朝露恍恍惚惚地朝前走了几步,果然看到地上躺着一把明晃晃的匕首。
“你用这把匕首,插进自己的胸膛……”少女轻柔的声音伴随着琴曲仿佛也带上了魅惑人心的魔力,“这样,你就算帮了我的忙!”
“知道了……”
伴随这魔魅的琴音声声入耳,朝露双眼一片迷茫,虽然心底有个声音在呐喊说不能这样做,但她还是无法控zhi地举起匕首,将锋利的尖端对准自己胸膛。
“住手!”
一个熟悉的呼喊声将朝露神智拉回,但手中的动作却是没办法停下,朝露只能一脸错愕地看着自己亲手拿着匕首直插心口。
温热的液体溅到脸上,身体却感觉不到一丝疼痛。
她难以置信地低下头,只见这把本应该扎进她胸膛的匕首赫然插在一只从身后绕过来护住自己的手臂上!她惊讶地回过头,映入眼帘的竟是辰曜隐忍痛苦的脸庞……
“辰、辰曜?!”心头涌起一片愧疚,“怎么办、怎么办……”惊慌失措地拉过他血流如注的手臂,明明说过要保护他、不再让他受伤的。
悠扬的琴声戛然而止,抚琴少女猛地站起身来面对两人。
“你该死!”
少女美丽的容颜被愤怒扭曲,竟飞身向朝露扑来,内力集中在掌心来势汹汹直击朝露面门。
辰曜忙将朝露护在身后,寒光一闪,腰间长剑出鞘宛如银芒乍。朝露震惊地看着那柄从漆黑剑鞘中脱出的长剑,原来和外观的纯黑截然不同,这剑刃竟是一片耀眼的银白!就像天将破晓时穿透云层的白昼,瞬间照亮整个天空……

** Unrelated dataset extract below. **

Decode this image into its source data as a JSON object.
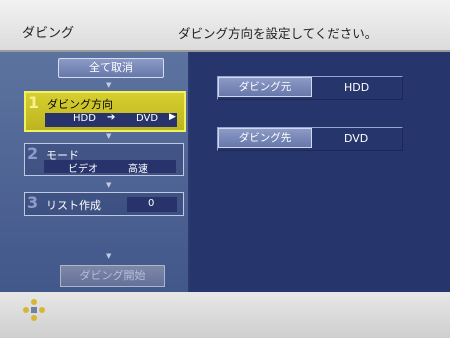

“哈哈哈……除了杀人从不出鞘的破晓剑,如今你竟为了一个女子拔剑出鞘要置我于死地么?”少女歇斯底里地仰天大笑,黑纱随风狂舞宛如修罗。
“你若要杀她,我便杀你,”辰曜将剑刃平举在前,眼神是毫不容情的冷漠,“幻音,念在同门之谊,我劝你尽kuai离开不要试图挑战我的底线!”右臂的伤口不断滴出鲜血,却丝毫不能影响少年身上凌厉的杀气。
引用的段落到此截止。